Director Amy Berg’s West of Memphis is a searing indictment of prosecution misconduct in the conviction of three poor white teenagers for the barbarous 1993 murders of three young boys. Three young men, vulnerable to prosecution because they were – according to one person interviewed in the film – “white trash” (and therefore powerless and subject to stereotype by the justice system and mass media) spent 18 years in prison. Berg’s carefully documented account makes a riveting argument for the innocence of Jessie Misskelley, Damien Echols and Jason Baldwin – and how their conviction served the interests of those within the justice system, but not justice.
What emerges in West of Memphis (the case also was covered in a series of three HBO documentaries, the Paradise Lost series, and is the subject of a fictionalized account, Devil’s Knot, by Canadian director Atom Egoyan, released this year) is a portrait of a justice system based on political self-interest, laziness, ineptitude and closing a case at all costs. Up to the moment that the three convicted defendants were released, key judicial players, members of the prosecution and politicians had an interest in maintaining the validity of the original conviction despite evidence that had emerged to the contrary.
Berg, in her director’s notes to the film, describes corruption within judicial systems using the phrase “just us.” She elaborates that “the term encapsulates the idea that rather than an equitable court of justice, there are only authorities who control the system.”
Truthout regularly exposes acts of injustice meted out by the “justice system.” Usually they involve powerless people as targets – or advocates who challenge the status quo.
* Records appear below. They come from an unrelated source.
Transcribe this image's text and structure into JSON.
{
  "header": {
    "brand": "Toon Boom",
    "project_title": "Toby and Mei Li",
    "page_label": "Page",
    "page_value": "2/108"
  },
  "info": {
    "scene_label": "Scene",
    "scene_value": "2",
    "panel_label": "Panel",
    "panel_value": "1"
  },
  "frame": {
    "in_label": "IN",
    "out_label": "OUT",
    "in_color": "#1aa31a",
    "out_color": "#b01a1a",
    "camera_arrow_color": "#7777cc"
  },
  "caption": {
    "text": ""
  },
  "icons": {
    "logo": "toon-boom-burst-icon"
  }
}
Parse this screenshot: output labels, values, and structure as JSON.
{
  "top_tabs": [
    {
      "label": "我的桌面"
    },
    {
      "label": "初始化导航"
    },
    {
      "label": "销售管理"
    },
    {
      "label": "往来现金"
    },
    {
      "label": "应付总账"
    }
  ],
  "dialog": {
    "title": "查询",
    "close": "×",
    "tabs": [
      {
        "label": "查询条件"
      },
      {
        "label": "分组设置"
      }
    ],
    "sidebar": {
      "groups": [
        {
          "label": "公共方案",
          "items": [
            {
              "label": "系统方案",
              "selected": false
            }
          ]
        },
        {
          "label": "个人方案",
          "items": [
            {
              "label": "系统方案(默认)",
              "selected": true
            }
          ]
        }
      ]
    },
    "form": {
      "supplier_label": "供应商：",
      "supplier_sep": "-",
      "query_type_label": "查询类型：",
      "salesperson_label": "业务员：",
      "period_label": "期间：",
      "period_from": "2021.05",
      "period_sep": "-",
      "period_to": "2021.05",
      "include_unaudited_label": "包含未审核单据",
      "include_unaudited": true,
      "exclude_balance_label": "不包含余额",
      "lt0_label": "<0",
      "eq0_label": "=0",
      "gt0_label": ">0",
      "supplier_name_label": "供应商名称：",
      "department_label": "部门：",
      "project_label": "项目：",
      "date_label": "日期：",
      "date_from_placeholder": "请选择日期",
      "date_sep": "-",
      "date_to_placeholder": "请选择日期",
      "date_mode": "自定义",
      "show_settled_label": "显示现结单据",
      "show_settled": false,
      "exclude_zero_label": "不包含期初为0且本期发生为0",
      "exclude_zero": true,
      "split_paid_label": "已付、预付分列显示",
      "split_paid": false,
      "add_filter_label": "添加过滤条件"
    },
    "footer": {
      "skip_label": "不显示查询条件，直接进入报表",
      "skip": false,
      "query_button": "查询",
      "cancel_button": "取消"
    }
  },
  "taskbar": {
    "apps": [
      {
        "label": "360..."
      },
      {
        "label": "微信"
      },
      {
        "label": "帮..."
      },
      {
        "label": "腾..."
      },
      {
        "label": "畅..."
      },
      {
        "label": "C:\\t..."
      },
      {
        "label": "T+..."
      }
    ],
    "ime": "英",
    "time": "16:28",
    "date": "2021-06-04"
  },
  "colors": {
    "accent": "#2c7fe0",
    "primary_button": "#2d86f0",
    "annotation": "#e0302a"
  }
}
The latter was covered extensively by Truthout in the case of Tim DeChristopher,
who spent nearly two years in federal prison for, in essence (despite the technical charges), becoming a national spokesperson to resist climate change, the fossil fuel industry and political lackeys.
In the case of the horrific killings of three 8-year-olds in West Memphis, Arkansas, in 1993, the criminal justice system resorted to using explosive but unproven charges of satanic cult murders. Given that the crime was so ghastly, the police needed to offer up defendants to the public, even if based on the flimsiest of “proof.” Meanwhile, the chief prosecutor resorted to apparent perjury to sway the jury and called upon a highly unqualified pathologist to errantly corroborate “evidence.”
The law enforcement and judicial system known as “just us” not infrequently has a lot to gain in trumping up a case, particularly when there are political futures at stake for prosecutors and judges. The police are motivated to pin the crime on someone and satisfy the public desire for vengeance and closure. When evidence to the contrary arises, the circle of “just us” closes tightly around itself and refuses to admit error.
Jessie Misskelley, Damien Echols and Jason Baldwin were fortunate in that Echols’ wife, Lorri Davis, was unrelenting in seeking out those who could prove his innocence. West of Memphis was initiated by Lord of the Rings director Peter Jackson and his collaborator and wife, Fran Walsh. They sought out Berg who writes that she was persuaded to take on the exhaustively researched documentary because, “I understood that this was a story that not only exposed a frightening failure of justice within our legal system, but exposed a judicial culture where innocence did not matter.”
In 2010, the Arkansas Supreme Court found grounds for a retrial. However, facing the uncertainty of many in the justice system still wanting to convict them, Misskelley, Echols and Baldwin had their lawyers negotiate rarely used Alford pleas with the state of Arkansas. This allowed them to assert their innocence but also allowed the prosecution to maintain their guilt. The agreement allowed them to be released in August 2011 based on their time served in prison without exonerating them.
Although the film presents evidence that a relative may have been responsible for the murders, neither the West Memphis Police Department nor prosecutors pursued the case any further. Prosecutors and the police generally make it a policy never to admit mistakes or misconduct, therefore the real guilty parties – in wrongful convictions such as the Memphis Three – sometimes go free.
The release of the Memphis Three from prison is bittersweet. They are free again but still officially guilty of child murder.
Furthermore, without the attention of celebrities, films and books that brought a national focus on their case, they likely would be in prison still, with Echols – who was given the death sentence – perhaps executed by now.
“West of Memphis” is a damning documentary of how easily the justice system can be manipulated to fulfill the motives of law enforcement and prosecutors.
After its mesmerizing unraveling of a gross injustice, one is left thinking about how many persons are serving time or have been executed who have never had the Klieg lights of Hollywood focused on their wrongful convictions.